In the lesson, our professor Rebekah Hendershot goes through an introduction on a rhetoric crash course of logical fallacies She starts by discussing what a fallacy is, inductive fallacies and deductive fallacies. Then she reviews some common fallacies: hasty generalization. faulty use of authority, post hoc, false analogy, ad hominem, false dilemma, slippery slope, begging the question, straw man, two wrongs make a right, non sequitur, ad populum, appeal to tradition, and faulty emotional appeals.
Source: The Elements of Argument, Annette Rottenberg
What is a Fallacy?
A fallacy is an error in reasoning, a flaw in logic.
Inductive fallacies arise when an arguer leaps to a conclusion on the basis of insufficient or wrong evidence.
Deductive fallacies arise when an arguer fails to follow the logic of a series of statements (doesn’t connect the dots in his or her own argument).

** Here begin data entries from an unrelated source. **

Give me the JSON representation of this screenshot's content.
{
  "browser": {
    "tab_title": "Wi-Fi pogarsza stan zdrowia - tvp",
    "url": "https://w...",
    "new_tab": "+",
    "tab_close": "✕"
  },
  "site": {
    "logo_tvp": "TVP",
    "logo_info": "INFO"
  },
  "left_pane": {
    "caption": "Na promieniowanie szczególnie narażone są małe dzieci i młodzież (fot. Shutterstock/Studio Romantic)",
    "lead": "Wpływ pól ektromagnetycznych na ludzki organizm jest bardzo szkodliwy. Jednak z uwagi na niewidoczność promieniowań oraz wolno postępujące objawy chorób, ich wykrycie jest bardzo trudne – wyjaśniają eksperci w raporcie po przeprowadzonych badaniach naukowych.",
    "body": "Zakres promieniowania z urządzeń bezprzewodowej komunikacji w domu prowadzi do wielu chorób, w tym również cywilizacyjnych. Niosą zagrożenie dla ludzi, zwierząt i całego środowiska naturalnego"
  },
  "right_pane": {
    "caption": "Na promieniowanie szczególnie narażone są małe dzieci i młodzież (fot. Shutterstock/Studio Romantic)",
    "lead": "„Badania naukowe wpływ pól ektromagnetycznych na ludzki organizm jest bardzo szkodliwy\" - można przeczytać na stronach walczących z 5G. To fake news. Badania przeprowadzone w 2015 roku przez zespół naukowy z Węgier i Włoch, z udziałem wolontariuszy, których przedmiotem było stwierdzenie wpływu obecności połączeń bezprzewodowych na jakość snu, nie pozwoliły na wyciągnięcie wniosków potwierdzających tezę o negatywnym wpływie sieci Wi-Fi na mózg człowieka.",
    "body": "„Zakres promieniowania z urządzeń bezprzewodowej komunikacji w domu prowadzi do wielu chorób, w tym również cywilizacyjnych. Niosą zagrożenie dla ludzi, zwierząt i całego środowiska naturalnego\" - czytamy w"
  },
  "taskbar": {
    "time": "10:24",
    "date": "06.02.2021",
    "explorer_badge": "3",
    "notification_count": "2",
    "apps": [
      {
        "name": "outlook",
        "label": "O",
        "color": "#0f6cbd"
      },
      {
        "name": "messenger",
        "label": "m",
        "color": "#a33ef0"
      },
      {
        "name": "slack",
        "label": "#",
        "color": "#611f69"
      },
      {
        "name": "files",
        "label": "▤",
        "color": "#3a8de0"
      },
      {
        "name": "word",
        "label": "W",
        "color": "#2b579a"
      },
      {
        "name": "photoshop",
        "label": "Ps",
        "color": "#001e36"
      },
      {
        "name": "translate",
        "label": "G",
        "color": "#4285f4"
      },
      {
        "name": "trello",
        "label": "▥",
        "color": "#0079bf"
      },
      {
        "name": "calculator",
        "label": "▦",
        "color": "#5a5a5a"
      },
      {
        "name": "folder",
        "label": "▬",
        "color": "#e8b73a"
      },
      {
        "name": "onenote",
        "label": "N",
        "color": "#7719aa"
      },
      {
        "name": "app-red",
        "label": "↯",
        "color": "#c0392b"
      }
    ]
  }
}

Many writers use fallacies in place of actual reasoning. Do not be fooled!
1. Hasty Generalization
In the hasty generalization fallacy, the arguer draws conclusions based on insufficient evidence. Many prejudices and superstitions are the results of hasty generalizations.
2. Faulty Use of Authority
In this fallacy, the arguer cites an authority to back up his/her argument when a) the authority is not really much of an authority or b) there is significant difference of opinion among authorities on the subject (and the arguer doesn’t mention that).
3. Post Hoc
Originally “post hoc, ergo propter hoc” (“after this, therefore because of this”). In this fallacy, the arguer claims that just because one event follows another event, the first event must have caused the second.
4. False Analogy
In this fallacy, the arguer makes an analogy without proving the connection to the two things being compared.
5. Ad Hominem
This term means “against the man.” An ad hominem fallacy occurs when an arguer attacks the person on the other side of the argument rather than his or her ideas.
6. False Dilemma / Black-White
In this fallacy, the arguer insists that only two alternatives exist, even though there may be other possibilities in the situation.
7. Slippery Slope
In this fallacy, the arguer claims that taking a first step will lead inevitably to a second, usually undesirable step. (This is only a fallacy if the arguer does not provide evidence that this will happen.)
8. Begging the Question
In this fallacy, the arguer makes a statement that assumes that the very question being argued has already been proved. Extreme examples of this fallacy are called circular reasoning.
9. Straw Man
In this fallacy, the arguer attacks a view similar to, but not the same as, the one his or her opponent holds.
10. Two Wrongs Make a Right
In this fallacy, the arguer diverts attention from his or her own flaws by attacking the flaws of his or her opponent.
11. Non Sequitur
From the Latin for “it does not follow.” In this fallacy, the arguer makes an argument that doesn’t have anything to do with the subject under discussion.
12. Ad Populum
In this fallacy, the arguer makes an appeal to the prejudices of the people. One common form of ad populum is an appeal to patriotism (without evidence to support the claim.
13. Appeal to Tradition
In this fallacy, the arguer assumes that what has existed for a long time should continue to exist simply because it is a tradition (without saying why that tradition should be preserved).
14. Faulty Emotional Appeals
In this fallacy, the arguer appeals to the emotions of the audience without legitimate cause. These appeals are irrelevant to the argument, draw attention away from the issues, or conceal another purpose. The two most popular emotional appeals are to pity and fear.